As China consumes ever more coal, the degraded environment begs for an alternative form of energy. Contrary to Keith Bradsher’s article in the New York Times that argues China is financially struggling with solar panel capacity, I believe the demand for solar panels is high, but not being properly utilized. China, in need of green renewable energy, currently lacks the infrastructure to have efficient energy, but more problematically, sees renewable energy as a business instead of a solution to their high consumption and environmental issues.

China needs green energy. If everyone in China were to have the same lifestyle as Americas’, in terms of eating, traveling, or shopping, we would need 4.5 earths to satisfy the demand of resources[1]. China’s large population is already starting along with this path, and state planners predict half of the population will become the middle class in coming years. The government already knows it needs more energy, but why green?  Recently, China overtook the U.S. as the world’s largest greenhouse gases emitter from coal, which causes health problems like acid rain, smog, lung disease, and water contamination.  These detrimental health and environment effects should prompt China’s officials to invest in solar panels.

Even though China’s large investment in renewable energy is not financially efficient, it is necessary. The production of coal-generated power is a third of the cost of solar power. More specially, China’s biggest solar panel factories suffer a loss of $1 for every $3 of profit they make. Many of the renewable energy companies are going bankrupt from the lack of investors, in what Bradsher calls “a looming financial disaster”. The technology to make cheap, efficient energy has not been created, but waiting is not a solution. The environmental damage of destroyed land, eroded topsoil, and air and water pollution from mining and burning coal is too detrimental. Solar panels are a viable alternative solution.
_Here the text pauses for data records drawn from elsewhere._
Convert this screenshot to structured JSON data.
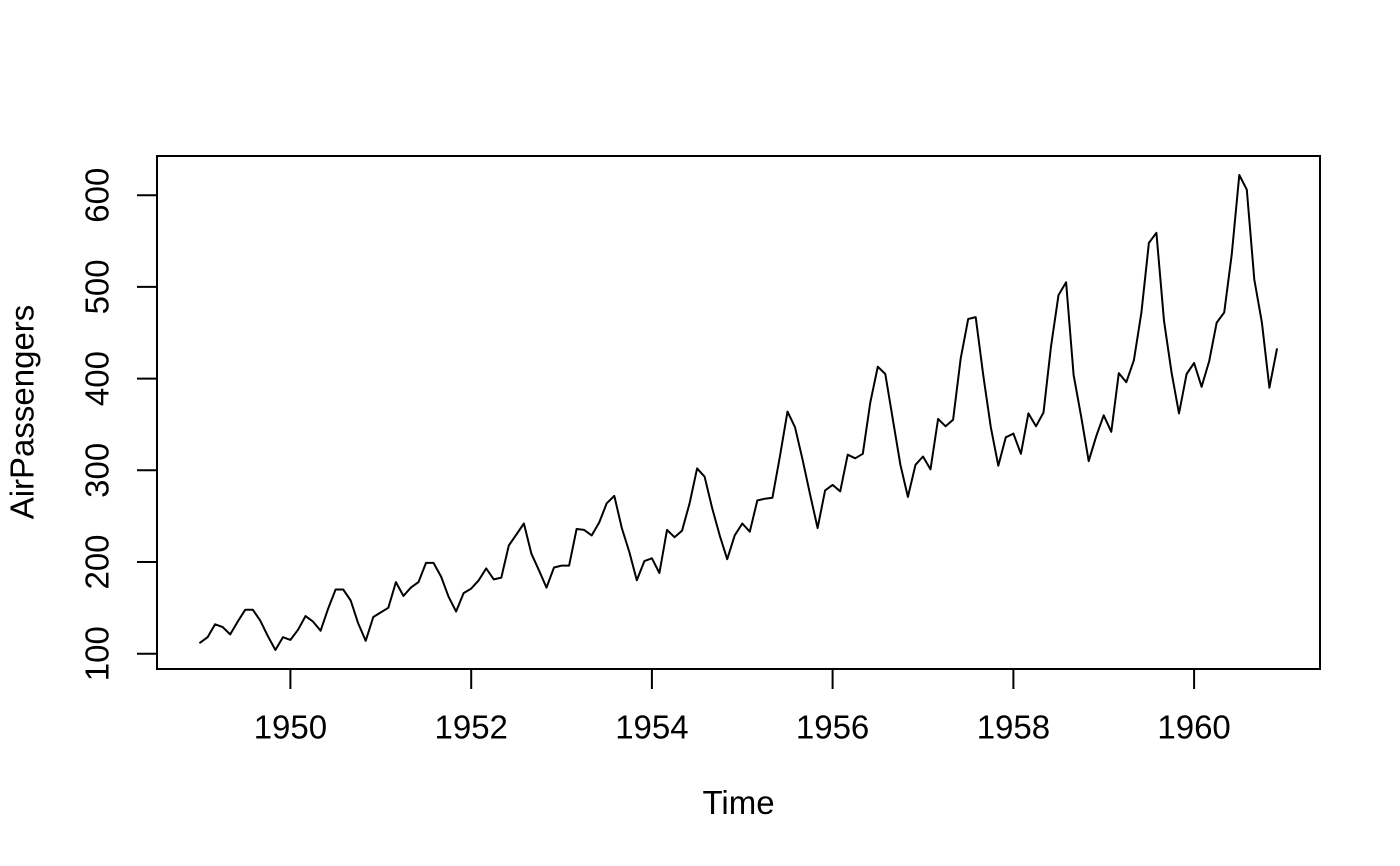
{
  "figure": {
    "background": "#ffffff"
  },
  "chart_data": {
    "type": "line",
    "title": "",
    "xlabel": "Time",
    "ylabel": "AirPassengers",
    "legend": "none",
    "grid": false,
    "line_color": "#000000",
    "axis_color": "#000000",
    "x_start_year": 1949,
    "frequency_per_year": 12,
    "xlim": [
      1948.5233,
      1961.3933
    ],
    "ylim": [
      83.28,
      642.72
    ],
    "x_ticks": [
      1950,
      1952,
      1954,
      1956,
      1958,
      1960
    ],
    "y_ticks": [
      100,
      200,
      300,
      400,
      500,
      600
    ],
    "series": [
      {
        "name": "AirPassengers",
        "values": [
          112,
          118,
          132,
          129,
          121,
          135,
          148,
          148,
          136,
          119,
          104,
          118,
          115,
          126,
          141,
          135,
          125,
          149,
          170,
          170,
          158,
          133,
          114,
          140,
          145,
          150,
          178,
          163,
          172,
          178,
          199,
          199,
          184,
          162,
          146,
          166,
          171,
          180,
          193,
          181,
          183,
          218,
          230,
          242,
          209,
          191,
          172,
          194,
          196,
          196,
          236,
          235,
          229,
          243,
          264,
          272,
          237,
          211,
          180,
          201,
          204,
          188,
          235,
          227,
          234,
          264,
          302,
          293,
          259,
          229,
          203,
          229,
          242,
          233,
          267,
          269,
          270,
          315,
          364,
          347,
          312,
          274,
          237,
          278,
          284,
          277,
          317,
          313,
          318,
          374,
          413,
          405,
          355,
          306,
          271,
          306,
          315,
          301,
          356,
          348,
          355,
          422,
          465,
          467,
          404,
          347,
          305,
          336,
          340,
          318,
          362,
          348,
          363,
          435,
          491,
          505,
          404,
          359,
          310,
          337,
          360,
          342,
          406,
          396,
          420,
          472,
          548,
          559,
          463,
          407,
          362,
          405,
          417,
          391,
          419,
          461,
          472,
          535,
          622,
          606,
          508,
          461,
          390,
          432
        ]
      }
    ]
  }
}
Keith Bradsher’s article states the large investment was from the “eagerness of Chinese businesses to rush into any new industry that looks attractive and swamp it with investments.” Problematically, China thinks of renewable energy primarily as a business instead of as a solution to an environmental issue. The government is not currently in control of the renewable energy industry, but instead, the banks control it by lending money to the companies. The government seems is more concerned about the bankruptcy of these companies instead of the positive externalities of the solar panels. There is a need for the solar panels, but money is thought as a bigger concern. If the government were to control the renewable energy industry, they could focus on improving the environment, more than just expanding business.

With coal burning and mining causing health and environmental issues, solar panels are a necessary alternative. Even though they are cost inefficient, the technology is worth pursing. To slow down consumption in China is unrealistic, but understanding where the power lies is key. If the government were to invest the solar panels, they could be more widely used to address environment problems from relying on coal.  Until the Chinese government takes over the renewable energy industry, the environment and people’s lives will be more damaged with time. Authorities should sacrifice money for the good of the people.

[1] Watts, J. (2010). When a billion Chinese people jump: How China will save mankind—or  destroy it. New York, NY: Scribner.